Er beobachtete mich.
„Was willst du von mir?“, flüsterte ich und er zuckte unbeholfen mit den Schultern.
„Ich weiß es nicht. Ich glaube, dass ich mit dir am besten reden kann…“
„Wie meinst du das?“
„Von dir kommt halt auch was wieder. Man kann mit dir reden. Außer der Therapeuten kann hier keiner von A bis B denken.“
Ich guckte verdutzt, als er einfach weiter sprach: „Ich glaube, dass du deine wahre Intelligenz versuchst zu verstecken, aber umso verzweifelter du es versuchst, desto mehr gibst du von dir Preis. Aber ich sehe auch deine Angst. Die brauchst du nicht zu haben, wirklich- ich will dir nichts tun.“
Ich biss mir auf die Lippen. Sollte ich meine Gedanken, die schrecklichen Bilder mit ihm teilen?
Als ob er meine Unentschlossenheit spürte, fügte er hinzu: „Du kannst mir alles sagen. Ich kann dir helfen, wenn du mich lässt.“
Und wenn das hier alles nur eine große Lüge ist? Was sollte ich nur tun.
Auf einmal war mir alles klar: Ich musste mich von diesem Kerl verschließen. Er wusste schon zu viel und er würde es Herr Doktor Genver sagen und dieser würde mich mit diesem Wissen fertig machen.

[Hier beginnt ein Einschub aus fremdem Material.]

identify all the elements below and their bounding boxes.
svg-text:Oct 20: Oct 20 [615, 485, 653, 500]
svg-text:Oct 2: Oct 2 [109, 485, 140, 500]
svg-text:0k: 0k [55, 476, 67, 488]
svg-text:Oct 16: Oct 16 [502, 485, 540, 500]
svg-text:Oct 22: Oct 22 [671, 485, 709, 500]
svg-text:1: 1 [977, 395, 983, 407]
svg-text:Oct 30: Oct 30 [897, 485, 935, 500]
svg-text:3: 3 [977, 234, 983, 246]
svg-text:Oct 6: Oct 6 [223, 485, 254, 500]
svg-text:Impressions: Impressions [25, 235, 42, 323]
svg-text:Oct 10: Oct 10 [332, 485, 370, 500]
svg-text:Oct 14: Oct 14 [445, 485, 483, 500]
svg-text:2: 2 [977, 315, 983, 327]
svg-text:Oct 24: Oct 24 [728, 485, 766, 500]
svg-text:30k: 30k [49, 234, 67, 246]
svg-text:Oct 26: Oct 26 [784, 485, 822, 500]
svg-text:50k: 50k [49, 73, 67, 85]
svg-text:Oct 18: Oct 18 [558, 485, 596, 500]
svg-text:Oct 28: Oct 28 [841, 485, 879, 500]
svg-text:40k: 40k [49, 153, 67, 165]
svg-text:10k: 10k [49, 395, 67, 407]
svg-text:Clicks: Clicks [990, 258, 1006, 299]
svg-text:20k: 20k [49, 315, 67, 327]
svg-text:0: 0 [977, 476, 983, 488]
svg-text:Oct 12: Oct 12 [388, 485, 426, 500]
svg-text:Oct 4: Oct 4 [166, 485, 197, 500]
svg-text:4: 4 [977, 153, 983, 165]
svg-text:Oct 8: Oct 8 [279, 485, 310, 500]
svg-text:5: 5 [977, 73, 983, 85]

Zeitlich passte alles genau ins Bild.
„Ist schon okay. Du hast ein völlig falsches Bild von mir. Ich bin weder schlau noch kann ich dir irgendetwas erzählen. Und Angst habe ich lediglich vor der Nähe mit dir. Wenn du mir die Angst nehmen willst, dann gehst du jetzt besser.“
Er lächelte.
„Ich weiß, dass du lügst, aber ich werde dich nicht bedrängen.“
Mit diesen Worten verschwand er aus meinem Zimmer und es füllte sich wieder mit dieser gähnenden Leere. Als hätte ich grade etwas Fundamentales verloren.